O horror retratado com delicadeza
Denis Do opta por uma animação 2D de traços claros, inspirada na ligne claire, para contar uma história profundamente trágica. Essa escolha estética cria um contraste que intensifica o impacto emocional: a beleza das imagens ressalta o absurdo e a brutalidade da violência.
Ao não mostrar a violência de forma explícita, o diretor convida o espectador a sentir o peso do trauma sem ser afastado pelo choque gráfico. Os atos mais cruéis acontecem fora de quadro, mas suas consequências reverberam em cada olhar, silêncio e gesto dos personagens.

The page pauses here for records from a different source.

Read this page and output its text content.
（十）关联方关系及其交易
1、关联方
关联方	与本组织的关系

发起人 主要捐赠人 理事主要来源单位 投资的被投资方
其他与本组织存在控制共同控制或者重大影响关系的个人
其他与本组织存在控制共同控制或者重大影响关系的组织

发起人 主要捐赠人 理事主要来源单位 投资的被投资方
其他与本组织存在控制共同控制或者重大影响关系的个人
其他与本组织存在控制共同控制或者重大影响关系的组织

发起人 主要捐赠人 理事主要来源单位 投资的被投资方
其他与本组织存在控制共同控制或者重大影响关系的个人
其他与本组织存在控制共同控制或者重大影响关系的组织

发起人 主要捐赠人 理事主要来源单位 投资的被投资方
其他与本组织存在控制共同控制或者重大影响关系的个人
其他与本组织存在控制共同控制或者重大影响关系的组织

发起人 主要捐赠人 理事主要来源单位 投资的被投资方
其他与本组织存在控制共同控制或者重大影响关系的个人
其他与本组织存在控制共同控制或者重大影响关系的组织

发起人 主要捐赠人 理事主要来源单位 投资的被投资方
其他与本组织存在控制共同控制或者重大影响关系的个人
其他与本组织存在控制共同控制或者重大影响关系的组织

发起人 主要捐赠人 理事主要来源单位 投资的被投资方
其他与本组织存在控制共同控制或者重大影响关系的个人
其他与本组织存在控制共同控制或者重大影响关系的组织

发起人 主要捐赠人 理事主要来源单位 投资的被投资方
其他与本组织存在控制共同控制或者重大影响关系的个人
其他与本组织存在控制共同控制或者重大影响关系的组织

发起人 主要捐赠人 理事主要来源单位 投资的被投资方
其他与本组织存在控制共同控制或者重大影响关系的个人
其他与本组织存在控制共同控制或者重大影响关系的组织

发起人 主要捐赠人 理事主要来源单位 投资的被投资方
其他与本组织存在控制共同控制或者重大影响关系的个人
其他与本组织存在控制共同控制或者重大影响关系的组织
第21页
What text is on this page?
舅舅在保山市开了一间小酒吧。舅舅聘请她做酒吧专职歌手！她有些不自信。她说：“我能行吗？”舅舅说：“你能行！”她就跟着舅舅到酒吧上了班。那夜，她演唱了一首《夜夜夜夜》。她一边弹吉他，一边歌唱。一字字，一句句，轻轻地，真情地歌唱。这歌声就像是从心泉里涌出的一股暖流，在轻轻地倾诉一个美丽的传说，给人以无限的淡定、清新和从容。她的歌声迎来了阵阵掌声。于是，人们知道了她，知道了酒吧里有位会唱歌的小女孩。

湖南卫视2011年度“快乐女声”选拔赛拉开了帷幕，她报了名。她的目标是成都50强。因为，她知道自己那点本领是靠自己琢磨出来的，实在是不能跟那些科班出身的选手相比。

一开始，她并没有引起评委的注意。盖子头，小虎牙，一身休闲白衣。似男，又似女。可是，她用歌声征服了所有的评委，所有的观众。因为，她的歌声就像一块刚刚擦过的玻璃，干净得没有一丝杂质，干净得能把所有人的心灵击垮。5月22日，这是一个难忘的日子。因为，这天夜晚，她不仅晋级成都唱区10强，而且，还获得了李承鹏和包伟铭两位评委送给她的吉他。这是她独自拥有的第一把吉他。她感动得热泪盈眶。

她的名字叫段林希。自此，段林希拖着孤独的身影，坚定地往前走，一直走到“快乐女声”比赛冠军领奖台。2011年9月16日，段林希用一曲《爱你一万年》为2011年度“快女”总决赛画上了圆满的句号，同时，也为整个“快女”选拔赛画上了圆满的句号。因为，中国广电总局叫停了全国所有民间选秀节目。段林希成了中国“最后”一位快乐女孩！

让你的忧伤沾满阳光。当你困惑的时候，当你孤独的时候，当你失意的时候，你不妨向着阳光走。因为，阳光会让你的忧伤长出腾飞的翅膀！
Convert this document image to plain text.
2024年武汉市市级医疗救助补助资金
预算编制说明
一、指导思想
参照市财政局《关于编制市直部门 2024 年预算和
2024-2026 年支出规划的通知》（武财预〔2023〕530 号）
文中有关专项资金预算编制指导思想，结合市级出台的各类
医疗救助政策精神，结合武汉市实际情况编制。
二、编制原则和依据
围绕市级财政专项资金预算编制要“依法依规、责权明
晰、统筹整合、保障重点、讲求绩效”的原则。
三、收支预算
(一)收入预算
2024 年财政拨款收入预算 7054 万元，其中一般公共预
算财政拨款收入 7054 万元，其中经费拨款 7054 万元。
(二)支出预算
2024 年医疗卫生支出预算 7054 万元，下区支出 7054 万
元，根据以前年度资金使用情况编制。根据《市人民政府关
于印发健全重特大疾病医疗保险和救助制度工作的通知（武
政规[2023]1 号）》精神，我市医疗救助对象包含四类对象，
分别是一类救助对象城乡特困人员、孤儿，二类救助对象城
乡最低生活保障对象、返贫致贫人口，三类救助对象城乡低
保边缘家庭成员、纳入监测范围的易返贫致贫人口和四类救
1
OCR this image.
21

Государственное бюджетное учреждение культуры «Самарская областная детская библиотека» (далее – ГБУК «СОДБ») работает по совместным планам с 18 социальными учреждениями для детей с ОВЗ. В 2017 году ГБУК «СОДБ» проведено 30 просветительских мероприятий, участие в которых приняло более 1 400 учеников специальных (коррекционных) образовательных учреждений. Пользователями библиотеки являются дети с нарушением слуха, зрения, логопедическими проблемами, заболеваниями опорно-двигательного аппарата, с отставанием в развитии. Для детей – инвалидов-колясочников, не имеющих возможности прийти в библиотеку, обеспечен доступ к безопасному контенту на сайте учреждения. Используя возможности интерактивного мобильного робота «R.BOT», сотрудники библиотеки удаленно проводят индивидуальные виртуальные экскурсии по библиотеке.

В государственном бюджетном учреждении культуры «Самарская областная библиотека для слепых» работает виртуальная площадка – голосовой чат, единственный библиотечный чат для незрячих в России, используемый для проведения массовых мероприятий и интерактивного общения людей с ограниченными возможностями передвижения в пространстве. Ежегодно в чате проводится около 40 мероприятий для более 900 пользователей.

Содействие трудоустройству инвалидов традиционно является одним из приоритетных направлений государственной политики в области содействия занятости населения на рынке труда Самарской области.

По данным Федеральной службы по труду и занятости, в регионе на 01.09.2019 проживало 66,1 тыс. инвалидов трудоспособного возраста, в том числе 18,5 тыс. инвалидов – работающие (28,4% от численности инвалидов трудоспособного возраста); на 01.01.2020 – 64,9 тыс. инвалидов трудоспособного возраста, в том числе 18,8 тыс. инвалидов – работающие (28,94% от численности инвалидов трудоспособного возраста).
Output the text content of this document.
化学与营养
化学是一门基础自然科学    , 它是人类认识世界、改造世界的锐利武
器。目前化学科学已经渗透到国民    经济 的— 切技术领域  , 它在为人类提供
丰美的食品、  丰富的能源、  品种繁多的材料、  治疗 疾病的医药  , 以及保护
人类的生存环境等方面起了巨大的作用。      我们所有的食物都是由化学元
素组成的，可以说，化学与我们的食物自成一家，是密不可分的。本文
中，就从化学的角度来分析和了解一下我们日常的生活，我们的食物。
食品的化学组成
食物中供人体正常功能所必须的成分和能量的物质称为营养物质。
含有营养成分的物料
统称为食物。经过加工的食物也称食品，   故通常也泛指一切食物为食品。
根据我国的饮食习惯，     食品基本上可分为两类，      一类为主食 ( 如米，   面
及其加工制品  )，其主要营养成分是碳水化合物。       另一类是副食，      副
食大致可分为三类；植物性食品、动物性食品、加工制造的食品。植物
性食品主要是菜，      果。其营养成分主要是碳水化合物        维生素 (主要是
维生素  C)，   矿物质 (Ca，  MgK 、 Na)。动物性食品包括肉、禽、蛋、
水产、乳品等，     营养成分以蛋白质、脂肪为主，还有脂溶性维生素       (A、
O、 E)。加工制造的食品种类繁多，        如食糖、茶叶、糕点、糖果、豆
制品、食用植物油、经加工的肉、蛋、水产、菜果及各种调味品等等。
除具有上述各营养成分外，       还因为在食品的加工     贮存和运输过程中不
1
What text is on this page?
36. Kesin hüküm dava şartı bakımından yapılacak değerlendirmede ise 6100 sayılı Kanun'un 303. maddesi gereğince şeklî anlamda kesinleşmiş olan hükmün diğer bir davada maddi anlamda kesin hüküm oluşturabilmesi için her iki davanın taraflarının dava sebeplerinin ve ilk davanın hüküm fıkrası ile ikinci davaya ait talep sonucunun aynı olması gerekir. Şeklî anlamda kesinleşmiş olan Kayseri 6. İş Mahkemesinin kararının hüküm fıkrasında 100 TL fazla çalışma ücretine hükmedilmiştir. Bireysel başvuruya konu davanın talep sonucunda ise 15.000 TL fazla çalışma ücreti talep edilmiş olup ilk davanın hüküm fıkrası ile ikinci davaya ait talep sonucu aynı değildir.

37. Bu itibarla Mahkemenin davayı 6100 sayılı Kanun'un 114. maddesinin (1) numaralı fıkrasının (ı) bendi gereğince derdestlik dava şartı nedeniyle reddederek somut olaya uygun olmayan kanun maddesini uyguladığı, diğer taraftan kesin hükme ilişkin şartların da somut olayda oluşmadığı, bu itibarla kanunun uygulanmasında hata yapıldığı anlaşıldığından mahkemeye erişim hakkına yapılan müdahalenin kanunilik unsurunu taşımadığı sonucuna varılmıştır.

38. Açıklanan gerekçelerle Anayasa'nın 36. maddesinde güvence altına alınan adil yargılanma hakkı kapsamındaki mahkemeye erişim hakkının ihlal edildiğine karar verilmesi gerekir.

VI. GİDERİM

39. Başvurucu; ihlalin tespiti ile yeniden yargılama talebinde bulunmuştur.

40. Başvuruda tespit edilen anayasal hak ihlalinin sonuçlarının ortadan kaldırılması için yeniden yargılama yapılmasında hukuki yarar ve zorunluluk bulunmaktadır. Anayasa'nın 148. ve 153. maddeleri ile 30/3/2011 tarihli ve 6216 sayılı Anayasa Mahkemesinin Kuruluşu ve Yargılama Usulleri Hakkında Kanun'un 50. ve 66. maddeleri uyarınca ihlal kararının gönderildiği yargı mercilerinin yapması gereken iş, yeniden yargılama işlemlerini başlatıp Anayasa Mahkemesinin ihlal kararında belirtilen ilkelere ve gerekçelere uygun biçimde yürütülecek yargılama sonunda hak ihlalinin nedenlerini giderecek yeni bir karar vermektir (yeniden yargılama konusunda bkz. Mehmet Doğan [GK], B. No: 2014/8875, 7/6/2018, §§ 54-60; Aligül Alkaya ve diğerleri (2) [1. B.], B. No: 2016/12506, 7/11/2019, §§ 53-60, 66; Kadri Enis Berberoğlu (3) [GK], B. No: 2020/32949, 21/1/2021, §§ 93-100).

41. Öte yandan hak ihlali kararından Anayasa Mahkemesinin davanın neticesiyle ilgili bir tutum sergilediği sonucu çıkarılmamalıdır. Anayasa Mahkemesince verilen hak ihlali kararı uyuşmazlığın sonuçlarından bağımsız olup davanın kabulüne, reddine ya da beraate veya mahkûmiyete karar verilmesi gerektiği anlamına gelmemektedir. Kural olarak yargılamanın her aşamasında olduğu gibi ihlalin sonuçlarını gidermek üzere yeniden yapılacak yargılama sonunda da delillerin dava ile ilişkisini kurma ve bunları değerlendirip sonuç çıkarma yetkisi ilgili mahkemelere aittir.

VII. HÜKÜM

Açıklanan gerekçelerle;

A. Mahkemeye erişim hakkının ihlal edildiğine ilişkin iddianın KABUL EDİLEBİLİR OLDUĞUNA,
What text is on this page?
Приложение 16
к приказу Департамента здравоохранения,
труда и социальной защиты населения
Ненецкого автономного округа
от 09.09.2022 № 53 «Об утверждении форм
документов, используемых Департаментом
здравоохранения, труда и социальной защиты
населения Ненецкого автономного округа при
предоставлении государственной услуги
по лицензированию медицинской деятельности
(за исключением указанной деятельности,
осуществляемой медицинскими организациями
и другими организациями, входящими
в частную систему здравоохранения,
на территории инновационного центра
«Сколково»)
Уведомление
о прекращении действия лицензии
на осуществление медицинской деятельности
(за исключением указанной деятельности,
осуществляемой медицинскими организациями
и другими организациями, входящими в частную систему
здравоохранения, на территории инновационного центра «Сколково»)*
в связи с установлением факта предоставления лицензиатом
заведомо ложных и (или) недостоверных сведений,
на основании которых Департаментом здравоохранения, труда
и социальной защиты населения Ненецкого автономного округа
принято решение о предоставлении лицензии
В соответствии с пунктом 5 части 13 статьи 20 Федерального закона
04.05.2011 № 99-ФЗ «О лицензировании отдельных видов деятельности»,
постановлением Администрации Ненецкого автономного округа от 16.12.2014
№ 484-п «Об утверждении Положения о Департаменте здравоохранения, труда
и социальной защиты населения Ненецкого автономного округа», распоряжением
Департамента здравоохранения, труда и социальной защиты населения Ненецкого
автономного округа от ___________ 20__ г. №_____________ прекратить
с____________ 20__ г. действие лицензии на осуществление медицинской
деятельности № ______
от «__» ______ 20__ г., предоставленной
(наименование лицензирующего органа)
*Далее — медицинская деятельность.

Uma maternidade à prova do medo
No centro da narrativa está a busca de Chou por seu filho Sovanh, de quem é separada logo no início do regime. O filme acompanha essa trajetória como uma espécie de peregrinação moral e emocional, onde a maternidade não é apenas um vínculo afetivo, mas um motor de sobrevivência.
O amor, aqui, não é um conceito abstrato: é persistir diante da fome, é desafiar ordens implícitas, é manter viva a lembrança de um rosto para não se render ao esquecimento. Funan mostra que, em tempos de guerra, a maternidade pode se tornar um ato político e de resistência silenciosa.
O peso da memória histórica
Mais do que narrar um drama individual, o filme participa de um esforço coletivo de preservação da memória sobre o regime do Khmer Vermelho. Ao trazer para o cinema as vozes daqueles que sobreviveram, Denis Do combate o apagamento e transforma a arte em um espaço de educação e reflexão histórica.
Essa dimensão memorialista se torna ainda mais relevante por vir de um formato animado, acessível e sensível, capaz de alcançar públicos que talvez nunca se aproximassem dessa história por meio de um documentário tradicional ou um livro acadêmico.
Um legado que dialoga com o presente
Ao vencer prêmios como o Cristal de Melhor Longa-Metragem em Annecy, Funan provou que a animação não é um gênero limitado a fantasias ou narrativas infantis. Pelo contrário, pode carregar uma força política e emocional comparável a filmes como Persepolis ou Túmulo dos Vagalumes.
No mundo atual, onde a violência política e os deslocamentos forçados continuam a moldar milhões de vidas, a história de Chou permanece urgente. Ela nos lembra que reconstruir o futuro passa por contar — e recontar — as histórias do passado, antes que elas se percam no silêncio.